Cranky Ladies of History had its official launch this weekend. Thanks to amazing authors, the efforts of my incredible co-editor, the work of a fabulous artist and a talented designer and eagle-eyed proofreaders, this book is my best production so far. I couldn’t have done it without every single one of them, nor without the people who had enough faith in our ability to make it happen that they put their hands in their pockets an entire year ago, when the book was still just a concept on a webpage. And I couldn’t have done it without the support of my family: my parents, who inadvertently set me on this path nearly 40 years ago, and who have always been there when I’ve needed them (and my dad reads all my books, even though he doesn’t like the genre!); my kids, who have shown excited faces when Mummy has been squeeing about an author’s story that blew me away, or about exactly HOW PRETTY the books have turned out, even though they don’t really understand why I’m so happy about it all; and my husband, who is as proud of me as I am of this book.

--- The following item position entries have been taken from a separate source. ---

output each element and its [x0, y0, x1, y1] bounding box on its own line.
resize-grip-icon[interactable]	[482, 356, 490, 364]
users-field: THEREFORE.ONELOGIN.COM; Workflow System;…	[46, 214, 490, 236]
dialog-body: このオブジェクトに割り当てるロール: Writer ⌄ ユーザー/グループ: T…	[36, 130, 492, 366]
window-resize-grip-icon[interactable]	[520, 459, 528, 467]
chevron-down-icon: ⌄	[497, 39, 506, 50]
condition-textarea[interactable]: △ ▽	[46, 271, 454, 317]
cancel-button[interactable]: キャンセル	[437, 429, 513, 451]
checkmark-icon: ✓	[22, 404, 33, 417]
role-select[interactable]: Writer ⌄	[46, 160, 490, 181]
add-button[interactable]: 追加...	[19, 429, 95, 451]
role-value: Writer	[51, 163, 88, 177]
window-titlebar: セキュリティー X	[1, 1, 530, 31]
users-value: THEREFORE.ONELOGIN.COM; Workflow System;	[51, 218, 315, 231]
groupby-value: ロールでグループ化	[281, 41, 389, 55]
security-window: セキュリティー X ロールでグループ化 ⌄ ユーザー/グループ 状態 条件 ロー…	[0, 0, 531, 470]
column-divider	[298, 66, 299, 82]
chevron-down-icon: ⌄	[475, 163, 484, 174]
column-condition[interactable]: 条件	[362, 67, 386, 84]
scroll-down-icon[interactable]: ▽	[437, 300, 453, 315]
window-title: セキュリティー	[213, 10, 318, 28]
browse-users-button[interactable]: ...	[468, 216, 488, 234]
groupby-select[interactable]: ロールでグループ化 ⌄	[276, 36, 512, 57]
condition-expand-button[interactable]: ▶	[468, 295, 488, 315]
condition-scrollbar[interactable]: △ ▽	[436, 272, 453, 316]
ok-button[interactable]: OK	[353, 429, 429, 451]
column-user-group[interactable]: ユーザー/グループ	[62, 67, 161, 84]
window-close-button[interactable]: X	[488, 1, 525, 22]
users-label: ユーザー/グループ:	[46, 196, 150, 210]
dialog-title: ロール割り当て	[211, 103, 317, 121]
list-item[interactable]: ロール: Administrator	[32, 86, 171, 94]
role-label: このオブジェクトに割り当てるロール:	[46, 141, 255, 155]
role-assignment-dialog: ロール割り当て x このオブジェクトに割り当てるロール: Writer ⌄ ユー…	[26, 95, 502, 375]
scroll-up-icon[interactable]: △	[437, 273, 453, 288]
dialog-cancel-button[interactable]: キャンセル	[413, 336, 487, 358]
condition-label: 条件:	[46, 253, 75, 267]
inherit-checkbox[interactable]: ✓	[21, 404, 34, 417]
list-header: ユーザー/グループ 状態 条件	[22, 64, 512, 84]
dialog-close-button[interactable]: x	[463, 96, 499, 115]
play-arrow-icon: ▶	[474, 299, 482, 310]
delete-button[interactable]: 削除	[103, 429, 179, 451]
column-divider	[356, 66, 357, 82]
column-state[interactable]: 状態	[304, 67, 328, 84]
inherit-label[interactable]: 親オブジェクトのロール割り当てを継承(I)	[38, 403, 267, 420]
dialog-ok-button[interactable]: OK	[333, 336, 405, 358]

It’s always interesting to look back at the choices one makes to trace the path back to where things began. The movie Sliding Doors does this literally, showing that we really can’t ever know what will come of the decisions we make in life – sometimes those that seem the best can have unhappy endings, and on other occasions, something awful can lead to something amazing. Often, the outcome is not what we anticipate, and often the reason is not the alternatives presented to us, but the attitude with which we attack them. I finished Year 12 as an only-just 17 year old, and I remember being quite distressed that I didn’t get my first preference for university courses. On the third round of offers, my first preference was given, but by then, I had accepted a position as a governess on a remote cattle station in the Northern Territory. I deferred my course and took the gap year (not that we called it that back then!), and it was fantastic. Then, when it came time to reconsider my options, I decided that actually I really DIDN’T want to do that original course, so I reapplied for different universities. This time, when the offers came and again I didn’t get my first preference (this time, it was the right course but in the wrong city), I remember sitting down and crying. Then suddenly I realised that actually, not getting my first preference the last time had turned out to be a good thing, and I distinctly remember thinking “Everything happens for a reason.” In that moment, my whole perspective changed. I went to the new, unknown city. I made friends and embarked on a path I had never imagined. In one way or another, every choice I made then has led me to where I am now. I could never claim that it’s been a smooth road – I’ve hit boggy spots, and wheel ruts and even veered right off onto the tiny gravelled side roads sometimes! But the road has led me here, and what I see in my rear view mirror gives me joy.